Longtime New Baltimore Councilman Jeffrey Christie will likely not step down from his seat following his public dismay with a controversial motion at the last council meeting.
Christie said he was encouraged by residents who implored him to stay in comments in a Patch article about his resignation plans. He also said his announcement at the last council meeting was fueled by frustration in the heat of the moment.
“I am thinking about not resigning…and if I don’t resign I will probably run in November," he said Monday. “I pulled my petitions and I really don’t want to quit because I’m not a quitter. I am slowly changing my mind.”
He added, "I'm one vote. That’s all I am and I vote what I think is good for the city."
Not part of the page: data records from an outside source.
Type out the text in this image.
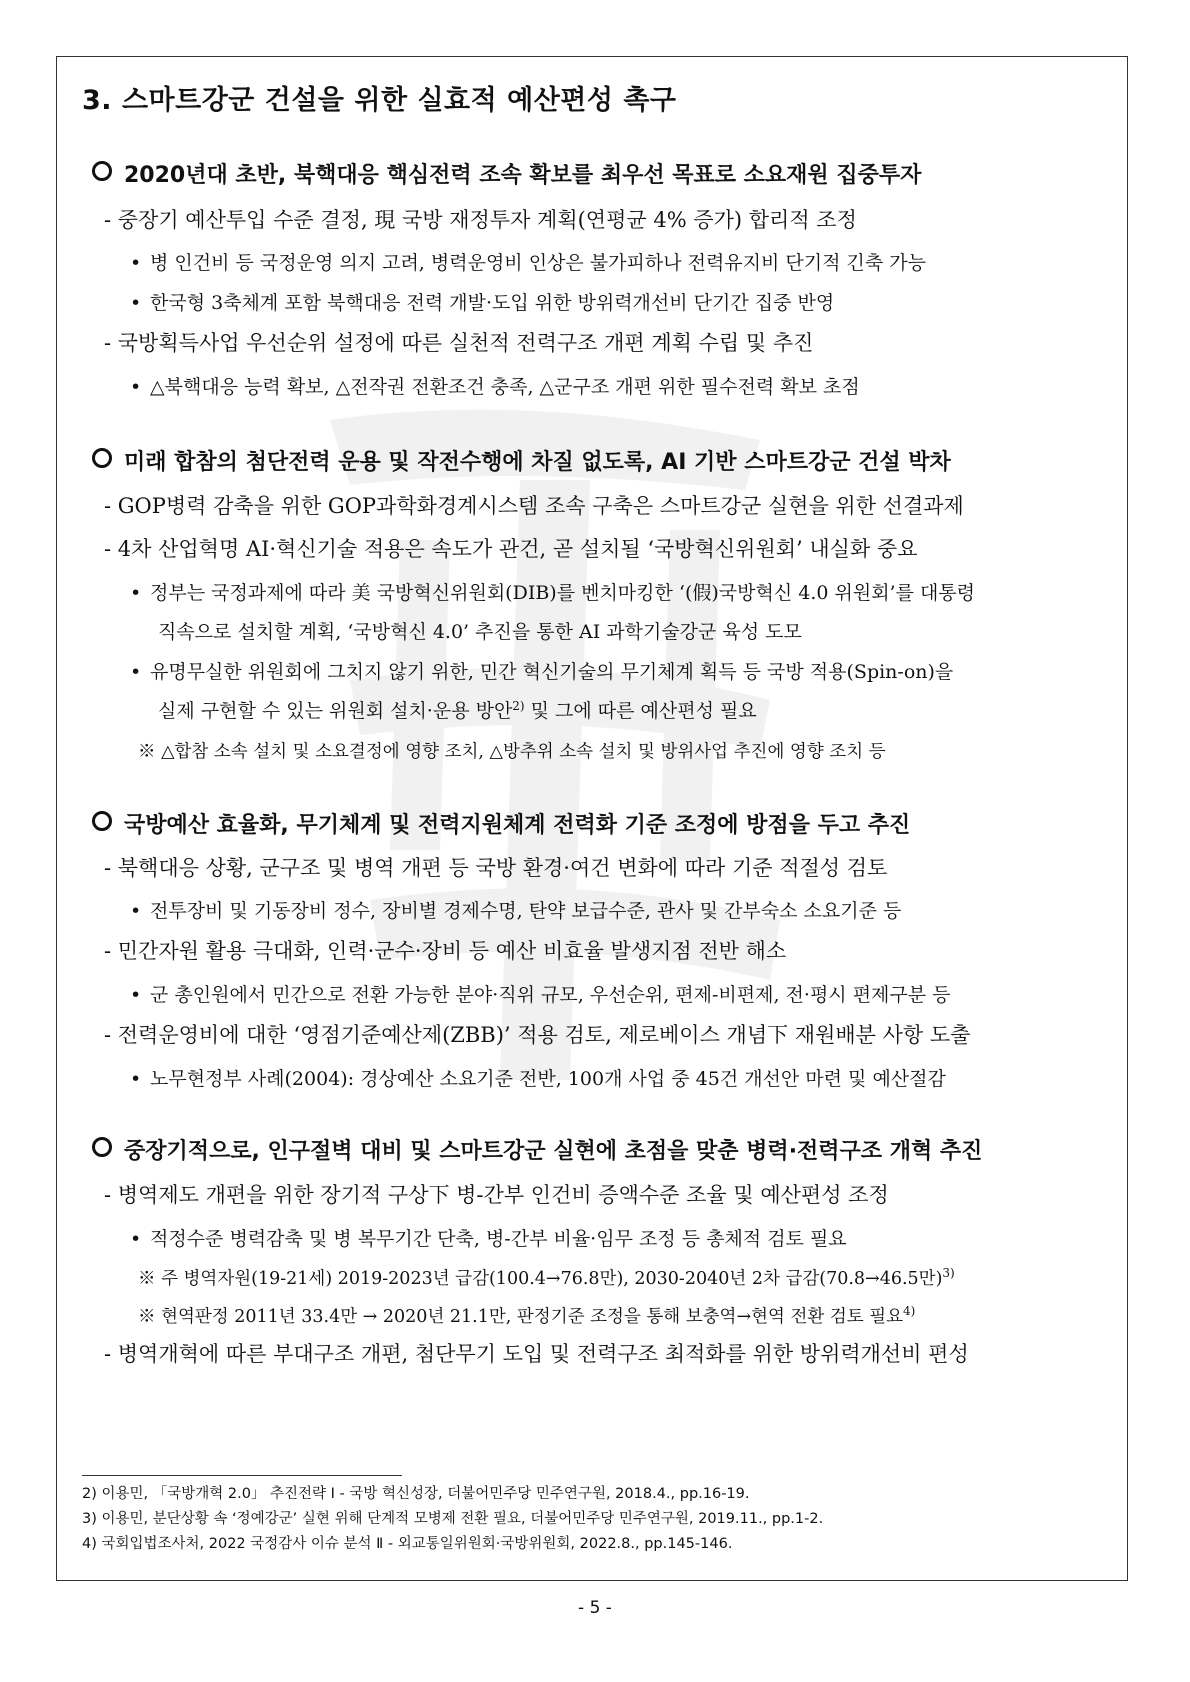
3. 스마트강군 건설을 위한 실효적 예산편성 촉구
2020년대 초반, 북핵대응 핵심전력 조속 확보를 최우선 목표로 소요재원 집중투자
- 중장기 예산투입 수준 결정, 現 국방 재정투자 계획(연평균 4% 증가) 합리적 조정
• 병 인건비 등 국정운영 의지 고려, 병력운영비 인상은 불가피하나 전력유지비 단기적 긴축 가능
• 한국형 3축체계 포함 북핵대응 전력 개발·도입 위한 방위력개선비 단기간 집중 반영
- 국방획득사업 우선순위 설정에 따른 실천적 전력구조 개편 계획 수립 및 추진
• △북핵대응 능력 확보, △전작권 전환조건 충족, △군구조 개편 위한 필수전력 확보 초점
미래 합참의 첨단전력 운용 및 작전수행에 차질 없도록, AI 기반 스마트강군 건설 박차
- GOP병력 감축을 위한 GOP과학화경계시스템 조속 구축은 스마트강군 실현을 위한 선결과제
- 4차 산업혁명 AI·혁신기술 적용은 속도가 관건, 곧 설치될 ‘국방혁신위원회’ 내실화 중요
• 정부는 국정과제에 따라 美 국방혁신위원회(DIB)를 벤치마킹한 ‘(假)국방혁신 4.0 위원회’를 대통령
직속으로 설치할 계획, ‘국방혁신 4.0’ 추진을 통한 AI 과학기술강군 육성 도모
• 유명무실한 위원회에 그치지 않기 위한, 민간 혁신기술의 무기체계 획득 등 국방 적용(Spin-on)을
실제 구현할 수 있는 위원회 설치·운용 방안$^{2)}$ 및 그에 따른 예산편성 필요
※ △합참 소속 설치 및 소요결정에 영향 조치, △방추위 소속 설치 및 방위사업 추진에 영향 조치 등
국방예산 효율화, 무기체계 및 전력지원체계 전력화 기준 조정에 방점을 두고 추진
- 북핵대응 상황, 군구조 및 병역 개편 등 국방 환경·여건 변화에 따라 기준 적절성 검토
• 전투장비 및 기동장비 정수, 장비별 경제수명, 탄약 보급수준, 관사 및 간부숙소 소요기준 등
- 민간자원 활용 극대화, 인력·군수·장비 등 예산 비효율 발생지점 전반 해소
• 군 총인원에서 민간으로 전환 가능한 분야·직위 규모, 우선순위, 편제-비편제, 전·평시 편제구분 등
- 전력운영비에 대한 ‘영점기준예산제(ZBB)’ 적용 검토, 제로베이스 개념下 재원배분 사항 도출
• 노무현정부 사례(2004): 경상예산 소요기준 전반, 100개 사업 중 45건 개선안 마련 및 예산절감
중장기적으로, 인구절벽 대비 및 스마트강군 실현에 초점을 맞춘 병력·전력구조 개혁 추진
- 병역제도 개편을 위한 장기적 구상下 병-간부 인건비 증액수준 조율 및 예산편성 조정
• 적정수준 병력감축 및 병 복무기간 단축, 병-간부 비율·임무 조정 등 총체적 검토 필요
※ 주 병역자원(19-21세) 2019-2023년 급감(100.4→76.8만), 2030-2040년 2차 급감(70.8→46.5만)$^{3)}$
※ 현역판정 2011년 33.4만 → 2020년 21.1만, 판정기준 조정을 통해 보충역→현역 전환 검토 필요$^{4)}$
- 병역개혁에 따른 부대구조 개편, 첨단무기 도입 및 전력구조 최적화를 위한 방위력개선비 편성
2) 이용민, 「국방개혁 2.0」 추진전략 Ⅰ - 국방 혁신성장, 더불어민주당 민주연구원, 2018.4., pp.16-19.
3) 이용민, 분단상황 속 ‘정예강군’ 실현 위해 단계적 모병제 전환 필요, 더불어민주당 민주연구원, 2019.11., pp.1-2.
4) 국회입법조사처, 2022 국정감사 이슈 분석 Ⅱ - 외교통일위원회·국방위원회, 2022.8., pp.145-146.
- 5 -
Fallout from motion remains unclear
Christie maintains, however, that a council majority violated the law when they voted to repeal a police command officers' union contract. That contract was ratified after being seen by union steward Chuck Esser following about a year of negotiations. The contract was tweaked last month based on Esser's recommendation about overtime opportunities before it was ratified, he said.
Esser, a New Baltimore police sergeant, could not immediately be reached Monday for comment.
“First of all they completely disregarded the city attorney’s advice as far as making that motion. And, also that motion from what I understand is illegal so it won’t stand,” Christie said of the council majority's decision.
Mayor Larry Smith said Monday it's unclear if the law was broken and the city should learn more by the end of the week. City attorneys, police union members and representatives from the Michigan Employment Security Commission are scheduled to meet in upcoming days to discuss the matter, he said.
"I have no idea if it's legal or not," Smith said.
Vote regarding police contract
Councilwoman Florence Hayman has said she sought to repeal the contract because the command officers changed union representation amid negotiations. That switch in representation from the Command Officers Association of Michigan (COAM) to another union was ignored by the city administration, she contends.
"Because of that, it is my belief that their prior union didn't have the authority to negotiate the contract," she said.
Hayman and council members Ken Butler, John Dupray and Karl Rutledge approved the motion while Christie and Councilwoman Susan Burkhardt rejected it.
The contract had already been finalized and did not include any major concessions, Smith said.